Nonetheless, Bernini recognizes the role that other mechanisms — including virgin-plastic reductions, circular design, infrastructure improvements, financing, etc — must play in breaking the plastic wave.

But for niche markets and areas without access to recycling, the Precious Plastic Universe can drastically reduce the environmental footprint of virgin feedstocks and spur a mindset shift that could ripple through the entire circular ecosystem.

“The people that are making these products, they are usually collecting the material from their neighbors, friends and customers,” Bernini said. “These types of bonds enable stories, communication and a human connection that is nonexistent in mass-produced products.”

Plastic lasts a very long time; and Bernini wants to see circular economies make use of the durability of plastic for local contexts, and in ways the big recycling players can’t match. For example, sorting differently colored plastics is a major hurdle for large recycling systems, but the unique pigments, textures, and synergies of the various colors actually set them up to be a beautiful medium for craftsmanship.

Another project creates tables from coffee pods, which are notoriously difficult to recycle thanks to the stubborn aluminum foil glued around their edges. Precious Plastic machines, however, can process these without damaging the machine or compromising material quality, resulting in unique composites with flecks and twirls of aluminum. Just one of these tables utilizes nearly 90 pounds of spent pods.

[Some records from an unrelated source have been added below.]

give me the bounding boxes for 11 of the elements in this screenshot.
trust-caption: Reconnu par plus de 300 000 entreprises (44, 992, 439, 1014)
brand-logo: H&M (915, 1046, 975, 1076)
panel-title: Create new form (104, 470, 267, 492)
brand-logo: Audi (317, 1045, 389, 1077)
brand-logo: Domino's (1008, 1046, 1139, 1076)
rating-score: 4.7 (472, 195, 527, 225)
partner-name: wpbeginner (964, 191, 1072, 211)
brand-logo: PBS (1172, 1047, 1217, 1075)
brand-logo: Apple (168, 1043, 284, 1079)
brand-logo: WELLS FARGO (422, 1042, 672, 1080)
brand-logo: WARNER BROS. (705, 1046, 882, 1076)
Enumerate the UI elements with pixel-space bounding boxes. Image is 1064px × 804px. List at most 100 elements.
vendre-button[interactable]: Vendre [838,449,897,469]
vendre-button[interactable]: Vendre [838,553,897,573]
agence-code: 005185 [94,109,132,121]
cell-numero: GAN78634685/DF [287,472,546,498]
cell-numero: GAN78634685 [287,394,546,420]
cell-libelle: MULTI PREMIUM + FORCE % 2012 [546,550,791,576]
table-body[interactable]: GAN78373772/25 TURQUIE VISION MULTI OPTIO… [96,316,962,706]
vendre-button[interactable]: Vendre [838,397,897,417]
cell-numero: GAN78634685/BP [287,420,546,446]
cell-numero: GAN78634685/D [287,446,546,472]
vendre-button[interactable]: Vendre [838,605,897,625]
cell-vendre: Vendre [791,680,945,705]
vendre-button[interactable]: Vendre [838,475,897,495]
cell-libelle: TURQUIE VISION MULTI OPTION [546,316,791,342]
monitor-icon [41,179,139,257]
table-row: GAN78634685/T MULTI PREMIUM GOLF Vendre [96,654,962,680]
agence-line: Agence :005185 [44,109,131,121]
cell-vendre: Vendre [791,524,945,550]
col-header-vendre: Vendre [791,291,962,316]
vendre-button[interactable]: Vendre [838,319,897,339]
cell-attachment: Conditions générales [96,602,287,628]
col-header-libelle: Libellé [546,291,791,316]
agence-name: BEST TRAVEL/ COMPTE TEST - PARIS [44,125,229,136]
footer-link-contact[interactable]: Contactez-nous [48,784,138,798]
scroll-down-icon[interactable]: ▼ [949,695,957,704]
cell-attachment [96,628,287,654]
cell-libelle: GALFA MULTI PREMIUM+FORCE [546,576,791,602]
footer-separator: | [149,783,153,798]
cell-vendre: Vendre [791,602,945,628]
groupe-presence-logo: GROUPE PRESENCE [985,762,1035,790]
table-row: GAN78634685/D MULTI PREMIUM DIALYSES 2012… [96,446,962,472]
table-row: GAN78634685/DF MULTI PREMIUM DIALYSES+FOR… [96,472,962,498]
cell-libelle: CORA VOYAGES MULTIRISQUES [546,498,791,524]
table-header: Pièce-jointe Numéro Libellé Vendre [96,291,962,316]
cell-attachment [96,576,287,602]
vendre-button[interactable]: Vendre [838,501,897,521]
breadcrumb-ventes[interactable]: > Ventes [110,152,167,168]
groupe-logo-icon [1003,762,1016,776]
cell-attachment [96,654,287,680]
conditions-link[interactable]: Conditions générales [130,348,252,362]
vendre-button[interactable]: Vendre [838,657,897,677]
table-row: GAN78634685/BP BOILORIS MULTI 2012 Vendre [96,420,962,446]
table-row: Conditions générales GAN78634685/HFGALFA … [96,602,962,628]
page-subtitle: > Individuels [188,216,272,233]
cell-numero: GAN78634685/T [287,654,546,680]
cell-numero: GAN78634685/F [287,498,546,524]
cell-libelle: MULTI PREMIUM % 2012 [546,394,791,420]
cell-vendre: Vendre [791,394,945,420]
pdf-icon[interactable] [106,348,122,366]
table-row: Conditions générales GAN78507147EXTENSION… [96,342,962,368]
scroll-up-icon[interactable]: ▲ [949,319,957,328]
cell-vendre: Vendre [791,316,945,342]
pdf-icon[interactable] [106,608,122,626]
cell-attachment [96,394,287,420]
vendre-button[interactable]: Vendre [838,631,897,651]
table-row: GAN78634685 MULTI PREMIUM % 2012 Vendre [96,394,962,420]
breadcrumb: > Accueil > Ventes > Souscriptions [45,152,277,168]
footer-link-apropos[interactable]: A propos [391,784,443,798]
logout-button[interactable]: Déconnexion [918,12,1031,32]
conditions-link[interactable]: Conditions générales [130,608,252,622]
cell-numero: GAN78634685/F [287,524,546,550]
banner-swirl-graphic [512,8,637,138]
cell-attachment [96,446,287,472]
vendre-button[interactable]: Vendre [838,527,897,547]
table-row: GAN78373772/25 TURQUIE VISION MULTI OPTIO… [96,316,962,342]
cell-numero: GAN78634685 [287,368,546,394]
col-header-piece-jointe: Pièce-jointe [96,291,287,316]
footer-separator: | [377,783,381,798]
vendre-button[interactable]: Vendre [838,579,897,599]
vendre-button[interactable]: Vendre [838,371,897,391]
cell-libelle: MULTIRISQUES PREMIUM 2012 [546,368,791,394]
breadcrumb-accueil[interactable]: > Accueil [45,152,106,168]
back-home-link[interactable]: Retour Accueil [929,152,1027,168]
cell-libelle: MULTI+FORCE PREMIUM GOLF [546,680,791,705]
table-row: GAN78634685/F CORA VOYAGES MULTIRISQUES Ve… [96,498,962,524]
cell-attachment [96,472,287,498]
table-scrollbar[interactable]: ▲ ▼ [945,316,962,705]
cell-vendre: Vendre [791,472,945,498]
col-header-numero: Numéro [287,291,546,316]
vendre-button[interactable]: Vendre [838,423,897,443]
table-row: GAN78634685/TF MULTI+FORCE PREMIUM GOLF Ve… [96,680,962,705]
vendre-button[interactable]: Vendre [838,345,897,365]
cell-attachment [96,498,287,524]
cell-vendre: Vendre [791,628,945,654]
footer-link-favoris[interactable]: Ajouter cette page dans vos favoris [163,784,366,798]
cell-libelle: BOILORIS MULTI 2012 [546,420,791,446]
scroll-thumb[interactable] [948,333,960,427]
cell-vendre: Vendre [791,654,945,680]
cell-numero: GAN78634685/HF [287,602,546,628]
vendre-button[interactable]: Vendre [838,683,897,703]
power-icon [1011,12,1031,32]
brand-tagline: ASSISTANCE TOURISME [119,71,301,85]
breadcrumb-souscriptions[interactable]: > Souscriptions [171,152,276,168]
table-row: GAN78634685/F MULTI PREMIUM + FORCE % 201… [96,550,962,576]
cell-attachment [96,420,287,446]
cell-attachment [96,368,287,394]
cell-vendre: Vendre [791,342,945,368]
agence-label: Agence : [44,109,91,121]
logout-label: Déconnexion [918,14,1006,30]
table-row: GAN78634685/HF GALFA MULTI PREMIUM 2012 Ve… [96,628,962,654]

“If you have a multimillion-dollar machine, you’re not going to manipulate it, innovate with it or risk it,” Bernini said. “You’re going to go with what’s proven. You’re not going to experiment with new materials.”

But Precious Plastic machines are orders of magnitude cheaper; and parts are easily repaired or fabricated (usually by the owner/operator themselves), creating a low-risk innovation ecosystem.

“This enables people to try out new things and do a lot of R&D,” Bernini said. “That sort of nimbleness and agility of small-scale machines can enable a lot of R&D and testing that would be very expensive to do for [large] companies.”

Operator innovations can be shared in an open source ecosystem, feeding yet more innovative solutions into a growing need for more machines, processes and entire-system redesigns. Some of the best innovations come from the fringes of the Precious Plastic community, Bernini noted; and without open-source knowledge, scaling these solutions would be nearly impossible.

“These people are applying our solutions to their local contexts and challenges,” Bernini explained. “We are trying to enable more of these innovators and engineers to develop more solutions to share back with the community, so that it can grow. And the knowledge can not only be created by us, but the community; so we can decentralize the generation of knowledge.”

In addition to open-source schematics, Precious Plastic develops and freely shares tools to help people build a successful recycling business.

“We have to get as many people on board as possible,” Bernini concluded. “When you have a novel idea or solution and you put it behind a paywall or membership or patent, you drastically reduce the number of people who can access that information … We are true believers that free and open knowledge can travel far and wide, and go beyond any wildest hopes and expectations.”